O SONHO E A REALIDADE: REFLETINDO SOBRE AS ELEIÇÕES


Sem dúvida, o desejo humano de alçar voos maiores, de sonhar com um mundo e uma sociedade melhores é plenamente justificável em um contexto repleto de desigualdades. Esse anseio aumenta na época das eleições, apesar da população brasileira demonstrar não acreditar tanto nos candidatos que se apresentam com propostas repletas de promessas, embustices que as pessoas insistem em ouvir.

Para tanto, creio que essa reflexão é extremamente necessária nos momentos que antecedem o pleito. Tenho visto, ouvido e lido sobre os candidatos que estarão concorrendo às funções de vereador e prefeito da cidade. Quero convidá-lo, caro (a) leitor (a), a refletir sobre aqueles sonhos transformados em propostas contrastando-os com a realidade quase imutável do modus operandi do processo democrático. Não é difícil, Eis a relação entre o sonho e a realidade no pensamento político.

A premissa do candidato, via de regra, ou é a insatisfação com o governo atual ou o apoio irrestrito. É um jogo partidário; não há como negar. Por isso, sonhar em construir uma administração política que mudará os rumos da cidade sem o conhecimento desse jogo beira a utopia. A realidade é outra. Muitos pensam mudar tudo... Como se pudessem! Outros reflexionam em não mudar nada... Como se fosse possível! Entre o tudo e o nada sempre haverá alguma reação fundamental na sociedade. Em qualquer situação acontecerá uma ou mais consequências. A realidade? Só administrará bem aquele que entender que não se governa sozinho. Pode-se até sonhar individualmente, porém, parte de um pequeno sucesso no governo virá de fazer outros sonharem em conjunto. Esse é o jogo. É a realidade. Se alguém acha que não precisa conhecê-lo, é sonhador imprudente e não merece representar o cidadão de bem.

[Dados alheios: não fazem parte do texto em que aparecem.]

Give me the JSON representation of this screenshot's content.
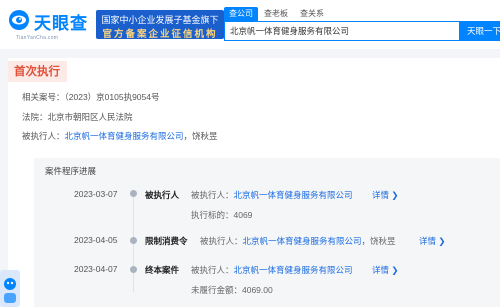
{
  "header": {
    "logo_text": "天眼查",
    "logo_url": "TianYanCha.com",
    "banner_line1": "国家中小企业发展子基金旗下",
    "banner_line2": "官方备案企业征信机构",
    "tabs": [
      "查公司",
      "查老板",
      "查关系"
    ],
    "search_value": "北京帆一体育健身服务有限公司",
    "search_button": "天眼一下"
  },
  "record": {
    "title": "首次执行",
    "case_label": "相关案号：",
    "case_number": "（2023）京0105执9054号",
    "court_label": "法院：",
    "court": "北京市朝阳区人民法院",
    "executed_label": "被执行人：",
    "executed_company": "北京帆一体育健身服务有限公司",
    "executed_person": "，饶秋昱"
  },
  "progress": {
    "title": "案件程序进展",
    "events": [
      {
        "date": "2023-03-07",
        "type": "被执行人",
        "detail_label": "被执行人：",
        "company": "北京帆一体育健身服务有限公司",
        "person": "",
        "more": "详情 ❯",
        "extra": "执行标的：4069"
      },
      {
        "date": "2023-04-05",
        "type": "限制消费令",
        "detail_label": "被执行人：",
        "company": "北京帆一体育健身服务有限公司",
        "person": "，饶秋昱",
        "more": "详情 ❯",
        "extra": ""
      },
      {
        "date": "2023-04-07",
        "type": "终本案件",
        "detail_label": "被执行人：",
        "company": "北京帆一体育健身服务有限公司",
        "person": "",
        "more": "详情 ❯",
        "extra": "未履行金额：4069.00"
      }
    ]
  },
  "colors": {
    "brand": "#0084ff",
    "banner": "#1b5fcd",
    "title_accent": "#e2503a",
    "link": "#1a6be0"
  }
}
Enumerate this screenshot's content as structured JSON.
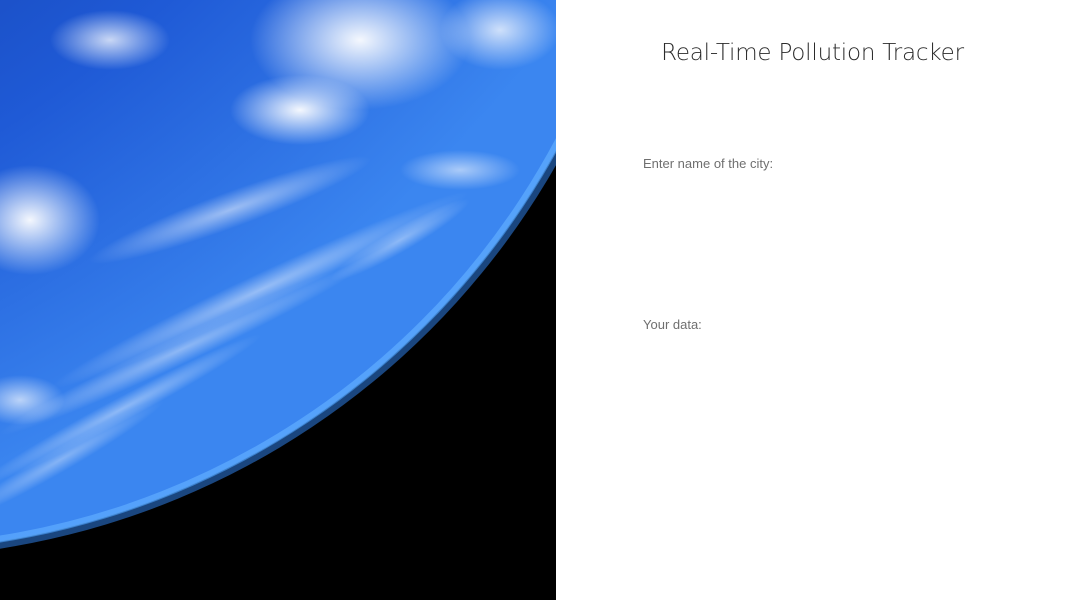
{
  "app": {
    "title": "Real-Time Pollution Tracker"
  },
  "hero": {
    "image": "earth-from-space",
    "colors": {
      "space": "#000000",
      "ocean_deep": "#0a1f6b",
      "ocean": "#1f5ad6",
      "atmosphere": "#4fa3ff",
      "clouds": "#ffffff"
    }
  },
  "form": {
    "city_label": "Enter name of the city:",
    "city_value": "",
    "city_placeholder": ""
  },
  "results": {
    "label": "Your data:",
    "content": ""
  }
}
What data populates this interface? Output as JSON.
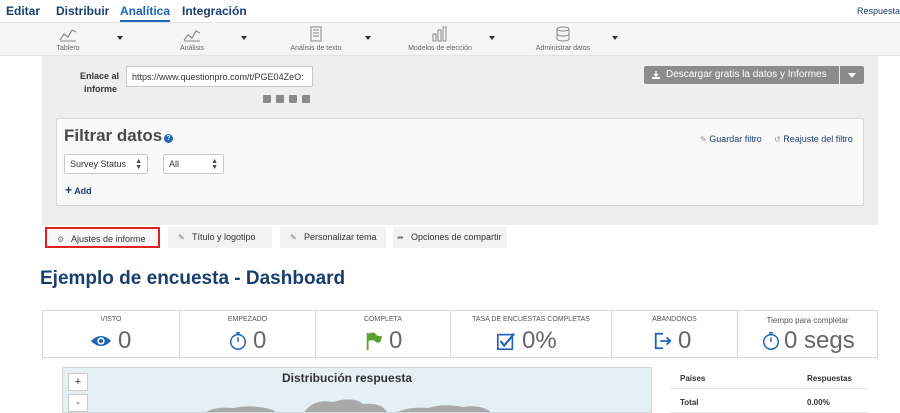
{
  "topnav": {
    "items": [
      "Editar",
      "Distribuir",
      "Analítica",
      "Integración"
    ],
    "right_label": "Respuesta"
  },
  "toolbar": {
    "items": [
      {
        "label": "Tablero",
        "icon": "line-chart-icon"
      },
      {
        "label": "Análisis",
        "icon": "line-chart-icon"
      },
      {
        "label": "Análisis de texto",
        "icon": "text-grid-icon"
      },
      {
        "label": "Modelos de elección",
        "icon": "bar-chart-icon"
      },
      {
        "label": "Administrar datos",
        "icon": "database-icon"
      }
    ]
  },
  "report_link": {
    "label_line1": "Enlace al",
    "label_line2": "informe",
    "value": "https://www.questionpro.com/t/PGE04ZeO:",
    "share_icons": [
      "google-icon",
      "twitter-icon",
      "linkedin-icon",
      "share-icon"
    ]
  },
  "download": {
    "label": "Descargar gratis la datos y Informes"
  },
  "filter": {
    "title": "Filtrar datos",
    "help": "?",
    "save_label": "Guardar filtro",
    "reset_label": "Reajuste del filtro",
    "select1": "Survey Status",
    "select2": "All",
    "add_label": "Add"
  },
  "tabs": [
    {
      "label": "Ajustes de informe",
      "icon": "gears-icon"
    },
    {
      "label": "Título y logotipo",
      "icon": "edit-icon"
    },
    {
      "label": "Personalizar tema",
      "icon": "edit-icon"
    },
    {
      "label": "Opciones de compartir",
      "icon": "share-arrow-icon"
    }
  ],
  "dashboard": {
    "title": "Ejemplo de encuesta - Dashboard"
  },
  "stats": [
    {
      "label": "VISTO",
      "value": "0",
      "icon": "eye-icon"
    },
    {
      "label": "EMPEZADO",
      "value": "0",
      "icon": "stopwatch-icon"
    },
    {
      "label": "COMPLETA",
      "value": "0",
      "icon": "flag-icon"
    },
    {
      "label": "TASA DE ENCUESTAS COMPLETAS",
      "value": "0%",
      "icon": "checkbox-icon"
    },
    {
      "label": "ABANDONOS",
      "value": "0",
      "icon": "exit-icon"
    },
    {
      "label": "Tiempo para completar",
      "value": "0 segs",
      "icon": "stopwatch-icon"
    }
  ],
  "map": {
    "title": "Distribución respuesta",
    "zoom_in": "+",
    "zoom_out": "-"
  },
  "responses_table": {
    "headers": [
      "Países",
      "Respuestas"
    ],
    "rows": [
      {
        "country": "Total",
        "value": "0.00%"
      }
    ]
  },
  "colors": {
    "nav_blue": "#1a3e6e",
    "accent_blue": "#1d63b8",
    "highlight_red": "#e0211f",
    "icon_blue": "#1d63b8",
    "flag_green": "#5aa02c"
  }
}
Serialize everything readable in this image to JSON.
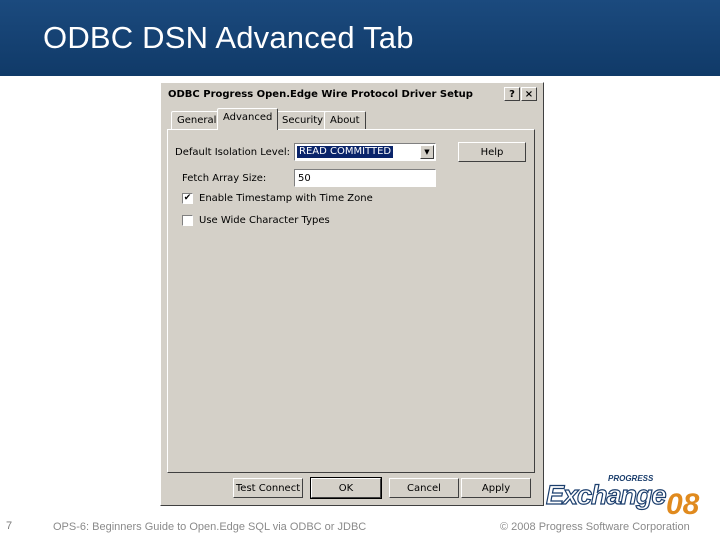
{
  "slide": {
    "title": "ODBC DSN Advanced Tab",
    "page_number": "7",
    "footer_text": "OPS-6: Beginners Guide to Open.Edge SQL via ODBC or JDBC",
    "copyright": "© 2008 Progress Software Corporation",
    "header_color": "#1b4a7e"
  },
  "logo": {
    "progress": "PROGRESS",
    "exchange": "Exchange",
    "year": "08"
  },
  "dialog": {
    "title": "ODBC Progress Open.Edge Wire Protocol Driver Setup",
    "help_title_button": "?",
    "close_title_button": "×",
    "tabs": [
      {
        "label": "General",
        "active": false
      },
      {
        "label": "Advanced",
        "active": true
      },
      {
        "label": "Security",
        "active": false
      },
      {
        "label": "About",
        "active": false
      }
    ],
    "fields": {
      "isolation_label": "Default Isolation Level:",
      "isolation_value": "READ COMMITTED",
      "fetch_label": "Fetch Array Size:",
      "fetch_value": "50"
    },
    "checkboxes": [
      {
        "label": "Enable Timestamp with Time Zone",
        "checked": true,
        "mark": "✔"
      },
      {
        "label": "Use Wide Character Types",
        "checked": false,
        "mark": ""
      }
    ],
    "buttons": {
      "help": "Help",
      "test_connect": "Test Connect",
      "ok": "OK",
      "cancel": "Cancel",
      "apply": "Apply"
    }
  }
}
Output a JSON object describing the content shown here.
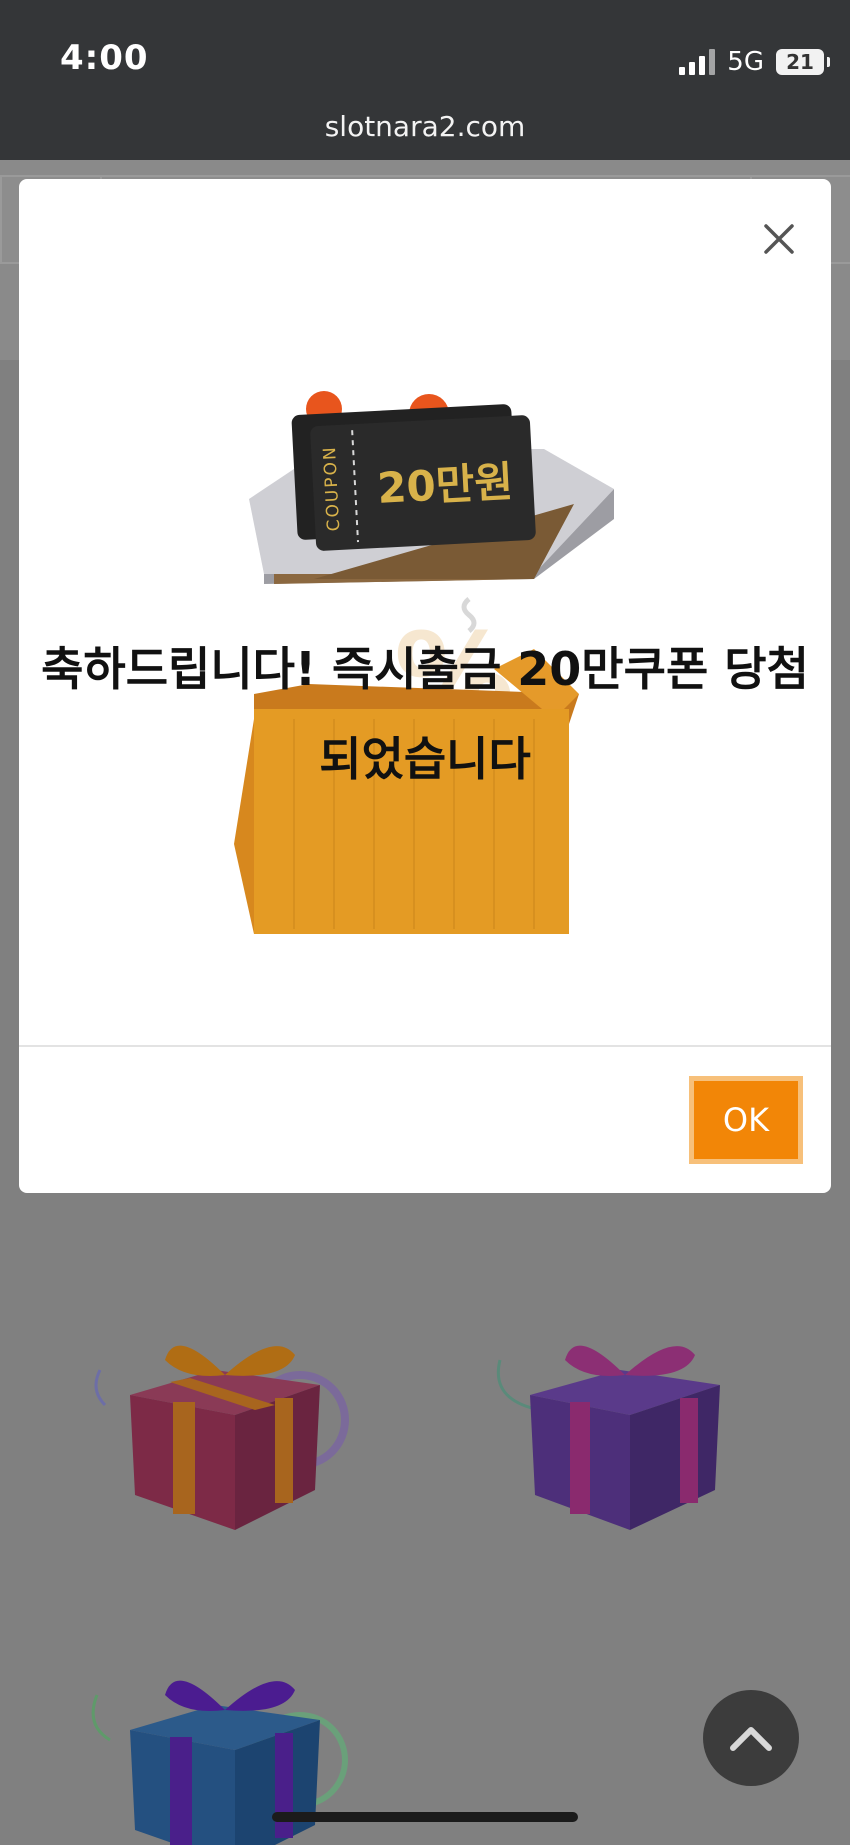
{
  "status_bar": {
    "time": "4:00",
    "network": "5G",
    "battery": "21"
  },
  "browser": {
    "url": "slotnara2.com"
  },
  "modal": {
    "coupon_label": "COUPON",
    "coupon_amount": "20만원",
    "message_line1": "축하드립니다! 즉시출금 20만쿠폰 당첨",
    "message_line2": "되었습니다",
    "ok_label": "OK"
  },
  "colors": {
    "accent": "#f28607",
    "overlay": "#808080"
  }
}
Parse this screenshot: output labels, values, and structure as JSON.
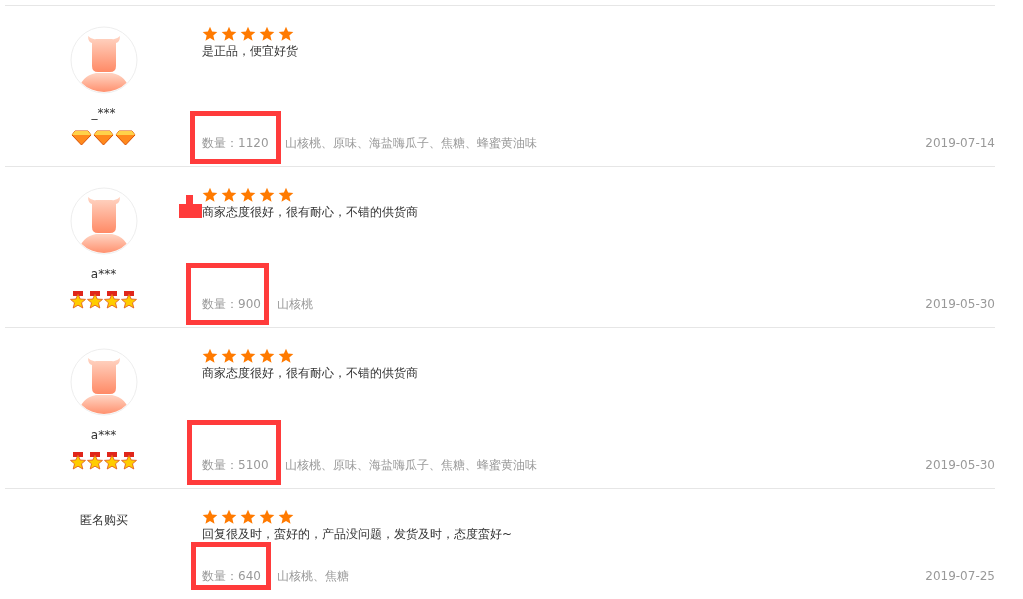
{
  "reviews": [
    {
      "avatar": true,
      "user": "_***",
      "badges": [
        {
          "kind": "diamond"
        },
        {
          "kind": "diamond"
        },
        {
          "kind": "diamond"
        }
      ],
      "stars": 5,
      "marked": false,
      "comment": "是正品，便宜好货",
      "quantity": "数量：1120",
      "spec": "山核桃、原味、海盐嗨瓜子、焦糖、蜂蜜黄油味",
      "date": "2019-07-14"
    },
    {
      "avatar": true,
      "user": "a***",
      "badges": [
        {
          "kind": "medal"
        },
        {
          "kind": "medal"
        },
        {
          "kind": "medal"
        },
        {
          "kind": "medal"
        }
      ],
      "stars": 5,
      "marked": true,
      "comment": "商家态度很好，很有耐心，不错的供货商",
      "quantity": "数量：900",
      "spec": "山核桃",
      "date": "2019-05-30"
    },
    {
      "avatar": true,
      "user": "a***",
      "badges": [
        {
          "kind": "medal"
        },
        {
          "kind": "medal"
        },
        {
          "kind": "medal"
        },
        {
          "kind": "medal"
        }
      ],
      "stars": 5,
      "marked": false,
      "comment": "商家态度很好，很有耐心，不错的供货商",
      "quantity": "数量：5100",
      "spec": "山核桃、原味、海盐嗨瓜子、焦糖、蜂蜜黄油味",
      "date": "2019-05-30"
    },
    {
      "avatar": false,
      "user": "匿名购买",
      "stars": 5,
      "marked": false,
      "comment": "回复很及时，蛮好的，产品没问题，发货及时，态度蛮好~",
      "quantity": "数量：640",
      "spec": "山核桃、焦糖",
      "date": "2019-07-25"
    }
  ]
}
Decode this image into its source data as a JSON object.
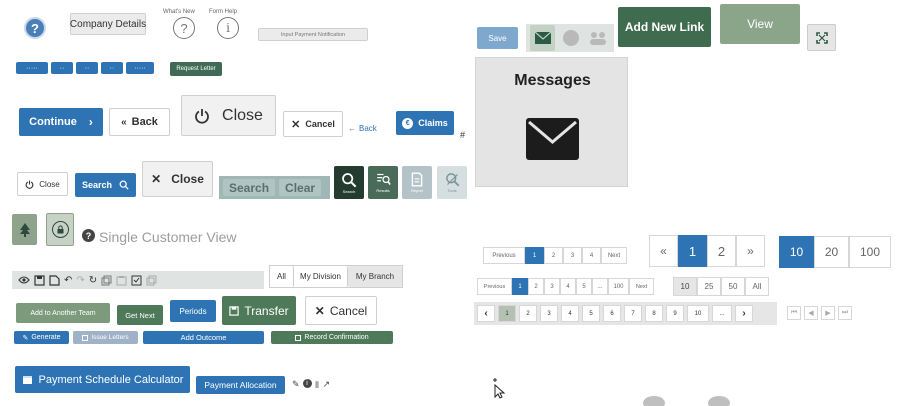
{
  "top_left": {
    "company_details": "Company Details",
    "whats_new": "What's New",
    "form_help": "Form Help",
    "input_payment": "Input  Payment Notification",
    "request_letter": "Request Letter",
    "dot_buttons": [
      "·····",
      "··",
      "··",
      "··",
      "·····"
    ]
  },
  "row_continue": {
    "continue": "Continue",
    "back": "Back",
    "close": "Close",
    "cancel": "Cancel",
    "back_link": "Back",
    "claims": "Claims"
  },
  "row_search": {
    "close_small": "Close",
    "search": "Search",
    "close_x": "Close",
    "search_gray": "Search",
    "clear_gray": "Clear",
    "tile_labels": [
      "Search",
      "Results",
      "Report",
      "Tools"
    ]
  },
  "single_customer": "Single Customer View",
  "division_tabs": [
    "All",
    "My Division",
    "My Branch"
  ],
  "action_buttons": {
    "add_team": "Add to Another Team",
    "get_next": "Get Next",
    "periods": "Periods",
    "transfer": "Transfer",
    "cancel": "Cancel",
    "generate": "Generate",
    "issue_letters": "Issue Letters",
    "add_outcome": "Add Outcome",
    "record_confirmation": "Record Confirmation",
    "payment_calc": "Payment Schedule Calculator",
    "payment_alloc": "Payment Allocation"
  },
  "right_top": {
    "save": "Save",
    "add_new_link": "Add New Link",
    "view": "View",
    "messages": "Messages"
  },
  "pagination_small": {
    "previous": "Previous",
    "pages": [
      "1",
      "2",
      "3",
      "4"
    ],
    "next": "Next"
  },
  "pagination_large": {
    "prev": "«",
    "pages": [
      "1",
      "2"
    ],
    "next": "»"
  },
  "page_sizes_large": [
    "10",
    "20",
    "100"
  ],
  "pagination_medium": {
    "previous": "Previous",
    "pages": [
      "1",
      "2",
      "3",
      "4",
      "5",
      "...",
      "100"
    ],
    "next": "Next"
  },
  "page_sizes_medium": [
    "10",
    "25",
    "50",
    "All"
  ],
  "pagination_boxed": {
    "prev": "‹",
    "pages": [
      "1",
      "2",
      "3",
      "4",
      "5",
      "6",
      "7",
      "8",
      "9",
      "10",
      "..."
    ],
    "next": "›"
  },
  "colors": {
    "primary_blue": "#2e74b5",
    "green": "#4f7a5a",
    "sage": "#8fa38c",
    "dark_green": "#2d4a3c"
  }
}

Uma segunda reflexão é essencial: a aptidão. Pessoalmente, sou defensor que políticos deveriam ter uma formação superior e serem bons profissionais no exercício dessa formação. Todavia, é minha opinião pessoal. Dentro da realidade, já que a legislação permite candidatos com o mínimo de conhecimento, a relação entre sonho e realidade culminará na aptidão. Independentemente do nível escolar, devem ser votados aqueles que já provaram sua disposição inata em administração. É necessário olhar, paradigmalmente, para a vida familiar, pessoal, social e verificar se tais pessoas podem bem representar o município, administrá-lo com propriedade. O cidadão de bem não pode votar em candidatos que só estão em busca do retorno financeiro que a função confere. E são muitos que só enxergam os cifrões...

Finalmente, creio na necessidade de refletir sobre o prisma religioso-ético-filosófico. Alguém poderia pensar que, por ser pastor, defenda que apenas evangélicos devam ser eleitos. Não sou desnorteado! Devem ser eleitos homens e mulheres capazes. Naturalmente, essa precisa ser a primeira opinião do eleitor. A seguir, o cidadão conseguirá observar o processo eletivo em sua perspectiva religiosa, ética e filosófica. Não se iludam, caros candidatos! Tais aspectos do vosso modus vivendi corroborarão pela escolha ou não por parte do eleitor. Veja: já vi muitos candidatos sonharem com a vitória nas eleições por pensarem que a igreja, o clube, a família, a empresa, o partido, etc., lhe dariam aquele apoio infalível. E, como isso pode não acontecer, o candidato se revolta. A realidade é assim. Vota-se por interesses que, muitas vezes, superam o campo religioso, ético e filosófico. Até hoje, por exemplo, no exercício democrático cidadãos se sujeitam na venda de votos e candidatos se corrompem na compra dos mesmos. Um absurdo real que persiste... Um jogo escuso de interesses. Convido cada cidadão a votar conscientemente.

Enfim, meu desejo é que os candidatos e cidadãos de nossa amada cidade possam sonhar e não se esquecer do preparo para a dura e maculada realidade política do Brasil. Na alegoria partidária, para aqueles que assistem o jogo, atenção aos jogadores; para os que jogam e querem entrar na partida, sejam dignos.